Mayor Javier Gonzales tweeted enthusiastically about Martin’s Stagecoach Foundation project Tuesday afternoon as a big boost to Santa Fe’s film economy.
He said in an interview later that a Santa Fean donated the building to Martin, author of the best-selling fantasy novels on which the hit “Game of Thrones” TV series is based, with the idea that it would be used for “something good” for Santa Fe.
“What this means for the city specifically is more film infrastructure” that increases the likelihood that major film productions will come to town along with start-up movie-makers, film editors and digital media creators who need affordable production space, Gonzales said. The Stagecoach Foundation facility could be used for a film crew’s headquarters as well as editing and other functions, he said.

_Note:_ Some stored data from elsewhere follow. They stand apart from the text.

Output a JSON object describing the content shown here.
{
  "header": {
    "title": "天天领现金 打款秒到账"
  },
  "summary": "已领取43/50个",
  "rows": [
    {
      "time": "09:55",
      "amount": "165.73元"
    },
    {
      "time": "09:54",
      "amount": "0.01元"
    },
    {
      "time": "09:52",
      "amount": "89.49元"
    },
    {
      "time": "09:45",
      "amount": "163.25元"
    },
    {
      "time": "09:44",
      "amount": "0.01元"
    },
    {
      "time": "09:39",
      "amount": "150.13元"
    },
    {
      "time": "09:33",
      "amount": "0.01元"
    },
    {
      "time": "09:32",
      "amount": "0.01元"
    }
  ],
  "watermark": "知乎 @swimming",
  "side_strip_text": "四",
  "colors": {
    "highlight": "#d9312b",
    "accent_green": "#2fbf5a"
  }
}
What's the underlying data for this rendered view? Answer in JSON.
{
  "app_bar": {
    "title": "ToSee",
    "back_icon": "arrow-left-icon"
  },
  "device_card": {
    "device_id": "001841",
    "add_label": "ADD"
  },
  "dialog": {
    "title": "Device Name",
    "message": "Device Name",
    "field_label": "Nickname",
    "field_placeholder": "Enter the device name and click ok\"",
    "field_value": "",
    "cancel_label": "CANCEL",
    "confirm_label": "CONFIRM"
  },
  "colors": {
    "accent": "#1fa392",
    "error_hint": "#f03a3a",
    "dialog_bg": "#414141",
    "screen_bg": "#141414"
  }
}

“As a foundation and a non-profit, his (Martin’s) vision to make this facility accessible and affordable” so film and digital artists will have a space “where they can go and create,” Gonzales said.

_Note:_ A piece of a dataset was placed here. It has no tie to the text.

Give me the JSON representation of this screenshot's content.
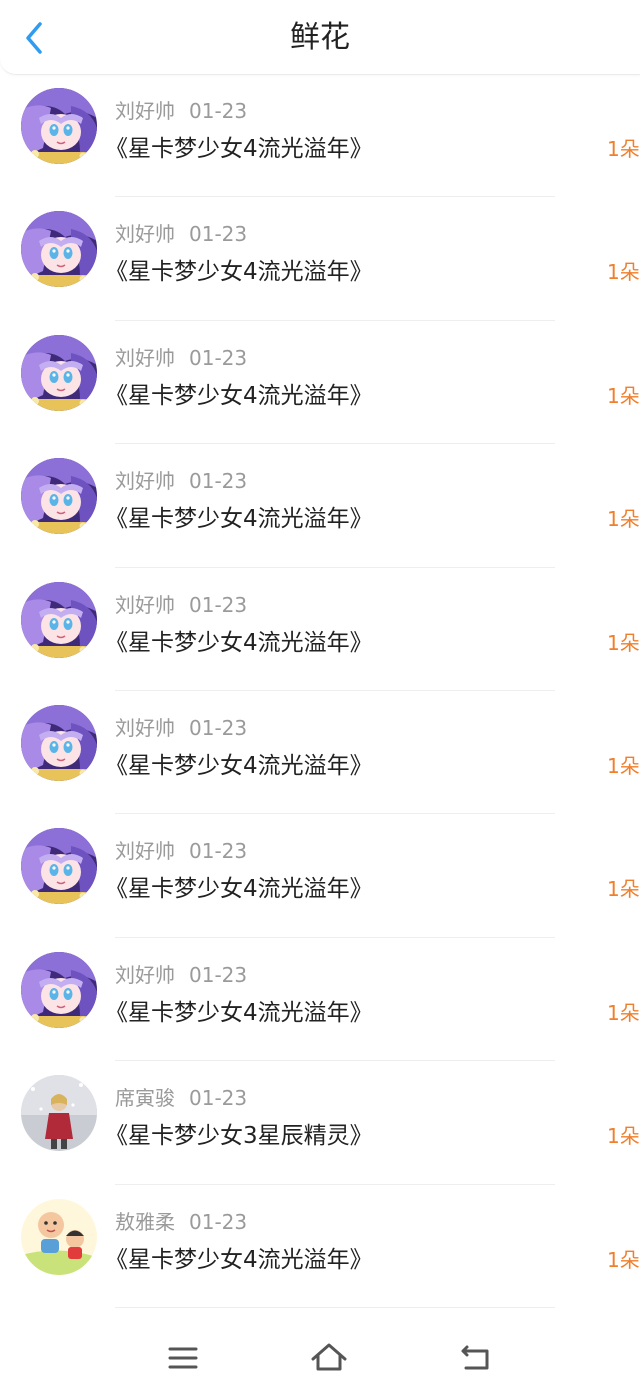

The space should allow young film entrepreneurs to mix with “some of the most seasoned people in Hollywood,” he added.
A new movie by the team of Joel and Ethan Coen, who made Oscar-winning “No Country for Old Men” in New Mexico, is expected to use the Stagecoach Foundation space, located 411 Greg Street near The Lodge at Santa Fe hotel on the city’s north side, according to the mayor. The building has 19 offices and previously was used in the bio-tech industry.

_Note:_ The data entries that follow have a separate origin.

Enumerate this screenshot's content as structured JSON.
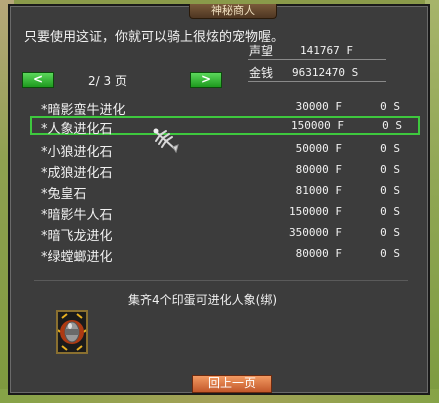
{
  "window": {
    "title": "神秘商人"
  },
  "intro_text": "只要使用这证，你就可以骑上很炫的宠物喔。",
  "stats": {
    "reputation_label": "声望",
    "reputation_value": "141767 F",
    "money_label": "金钱",
    "money_value": "96312470 S"
  },
  "pagination": {
    "prev_label": "<",
    "next_label": ">",
    "indicator": "2/ 3 页"
  },
  "items": [
    {
      "name": "*暗影蛮牛进化",
      "price": "30000 F",
      "stone": "0 S"
    },
    {
      "name": "*人象进化石",
      "price": "150000 F",
      "stone": "0 S"
    },
    {
      "name": "*小狼进化石",
      "price": "50000 F",
      "stone": "0 S"
    },
    {
      "name": "*成狼进化石",
      "price": "80000 F",
      "stone": "0 S"
    },
    {
      "name": "*兔皇石",
      "price": "81000 F",
      "stone": "0 S"
    },
    {
      "name": "*暗影牛人石",
      "price": "150000 F",
      "stone": "0 S"
    },
    {
      "name": "*暗飞龙进化",
      "price": "350000 F",
      "stone": "0 S"
    },
    {
      "name": "*绿螳螂进化",
      "price": "80000 F",
      "stone": "0 S"
    }
  ],
  "selected_item_index": 1,
  "description": "集齐4个印蛋可进化人象(绑)",
  "item_slot_icon": "capsule-egg-icon",
  "back_button_label": "回上一页",
  "colors": {
    "panel_bg": "#3c3c3c",
    "selection_border": "#3ec83e",
    "nav_button": "#2bb22b",
    "back_button": "#d96a3a"
  }
}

Martin lives in Santa Fe. He owns the Jean Cocteau Cinema, converted a former school building into arts studios and his own storage space and helped finance local arts collective Meow Wolf’s highly successful “House of Eternal Return” immersive arts project.
Santa Fe has two film studios, Santa Fe Studios on N.M. 14 near the state penitentiary and Greer Garson Studios on the campus of the Santa Fe University of Art and Design.